A day before the port blast that killed more than 150 people and ravaged parts of Beirut, the country's Foreign Minister Nassif Hitti resigned after warning that it is ''siding towards becoming a failed state''.

The doomsday prediction began taking shape within hours and came true a day later. The blast zone is now a wasteland of blackened ruins, while whole neighbourhoods were largely destroyed.

Lebanese President Michel Aoun said Friday the explosion was caused either by negligence or a missile attack.

It could have been "negligence or foreign interference through a missile or bomb," the president said in a televised interview, three days after the explosion.

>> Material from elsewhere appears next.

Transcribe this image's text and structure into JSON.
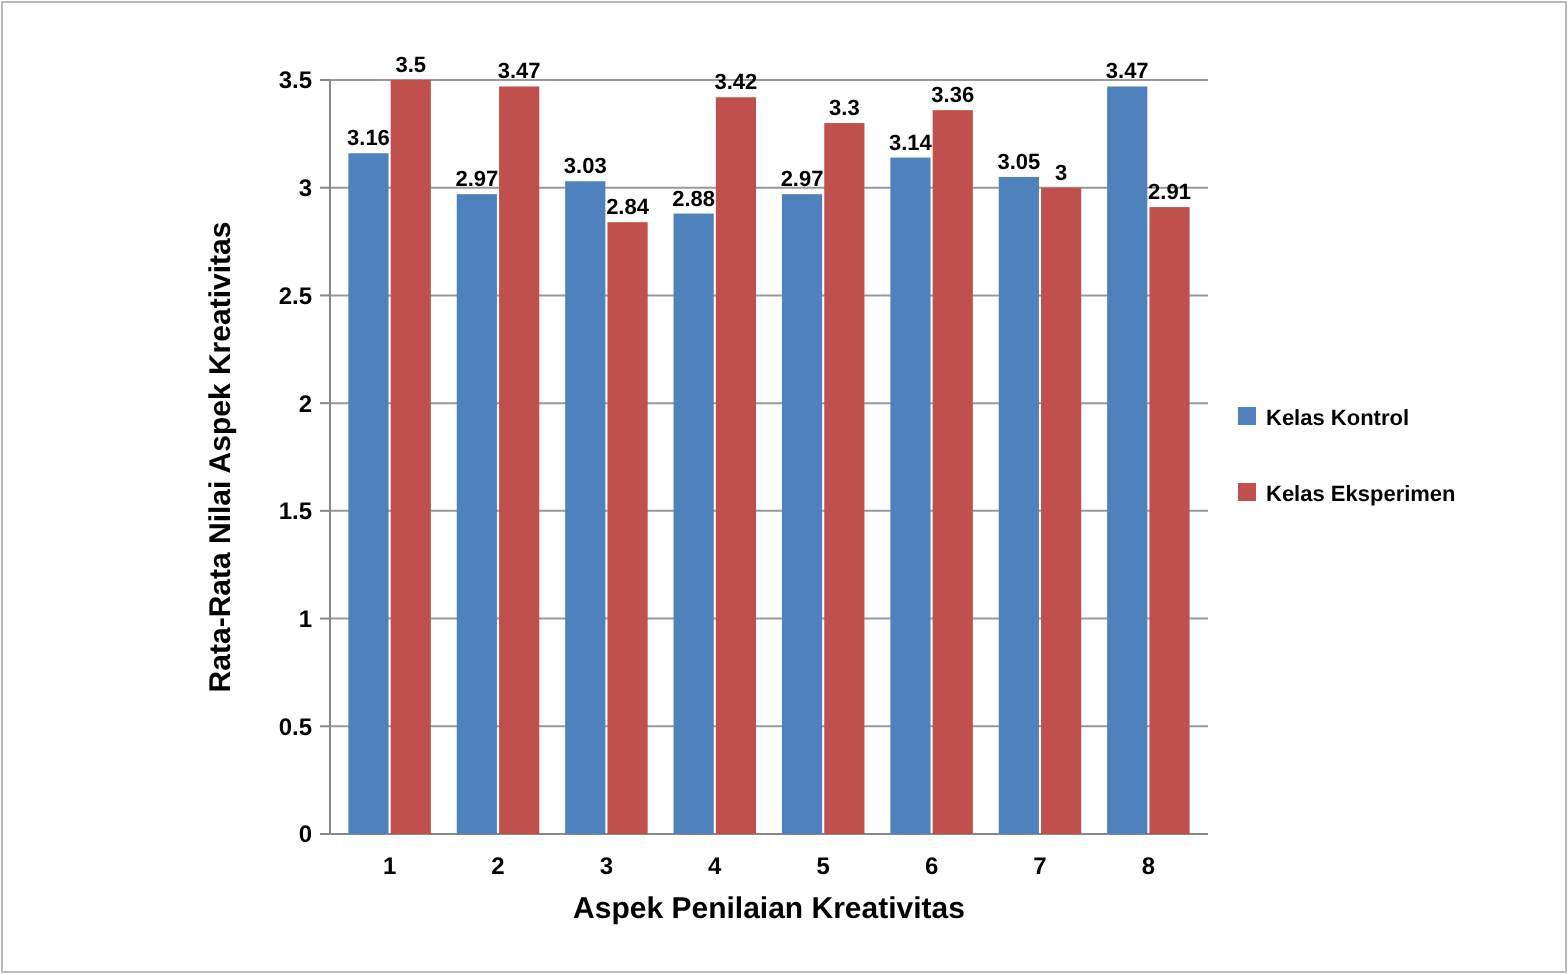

He rejected calls for an international probe after world leaders and Lebanese nationals abroad and at home pressed for an impartial investigation.

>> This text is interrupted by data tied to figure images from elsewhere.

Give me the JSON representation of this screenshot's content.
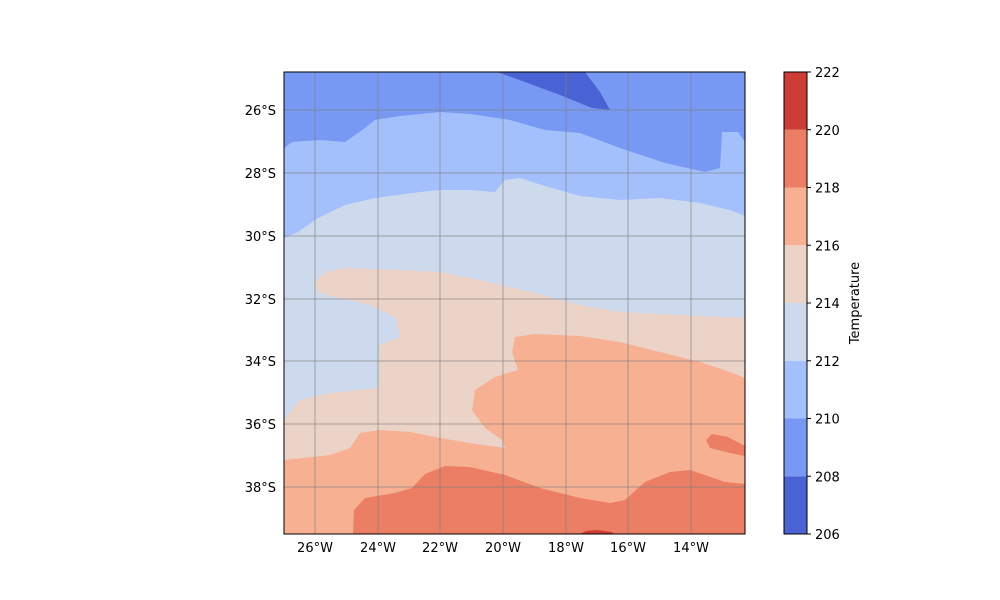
{
  "map": {
    "x_ticks": [
      "26°W",
      "24°W",
      "22°W",
      "20°W",
      "18°W",
      "16°W",
      "14°W"
    ],
    "x_tick_values": [
      -26,
      -24,
      -22,
      -20,
      -18,
      -16,
      -14
    ],
    "y_ticks": [
      "26°S",
      "28°S",
      "30°S",
      "32°S",
      "34°S",
      "36°S",
      "38°S"
    ],
    "y_tick_values": [
      -26,
      -28,
      -30,
      -32,
      -34,
      -36,
      -38
    ],
    "lon_range": [
      -27,
      -12.2
    ],
    "lat_range": [
      -39.5,
      -24.8
    ],
    "gridlines": true
  },
  "colorbar": {
    "label": "Temperature",
    "levels": [
      206,
      208,
      210,
      212,
      214,
      216,
      218,
      220,
      222
    ],
    "tick_labels": [
      "206",
      "208",
      "210",
      "212",
      "214",
      "216",
      "218",
      "220",
      "222"
    ],
    "colors": [
      "#4a63d4",
      "#7799f3",
      "#a3c0fd",
      "#cdd9ec",
      "#ecd3c8",
      "#f7b092",
      "#ec7e64",
      "#cd3d36"
    ]
  }
}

However, experts believe that the incident was designed by years of dysfunction, corruption and incompetence.

It is a warning for the rest of the world as well as the disaster could happen anywhere.

The storage of ammonium nitrate, the substance behind the deadly explosion in the port of Beirut on Tuesday, has come under increased regulation in recent years to avoid involvement of the ubiquitous product in accidents which, although rare, can be devastating. Since 1916, it has been responsible for at least 30 major disasters.

What happened in Beirut was criminal negligence. It was a bomb that waited to go off for almost seven years and nobody bothered to defuse it.

The explosive ammonium nitrate arrived in Lebanon seven years ago, in 2013. Lebanese custom officials requested for the cargo’s disposal at least six times. But no one paid heed. It's as if they wanted this disaster to happen.

While corruption and incompetence is a deadly mix, adding ammonium nitrate makes it a ticking bomb waiting to explode.

Almost 700 tonnes of ammonium nitrate has been stuck in an Indian port since 2015, officials confirmed.

Indian authorities afterwards ordered a review of all potentially hazardous materials in its ports and were alerted to 690 tonnes of ammonium nitrate in Chennai in southern India.

Thirty-seven containers of the compound were imported from South Korea in 2015 by an Indian firm for use in fertilisers but were seized after the substance was found to be explosives-grade.

The local customs department on Thursday sought to allay concerns, saying that the chemicals posed no danger and that an auction process to sell it off was under way.

Although the mega-explosion happened in Beirut but entire Lebanon is now in ruins.

This a grim reminder for the world how corruption and incompetence created the perfect highway to hell.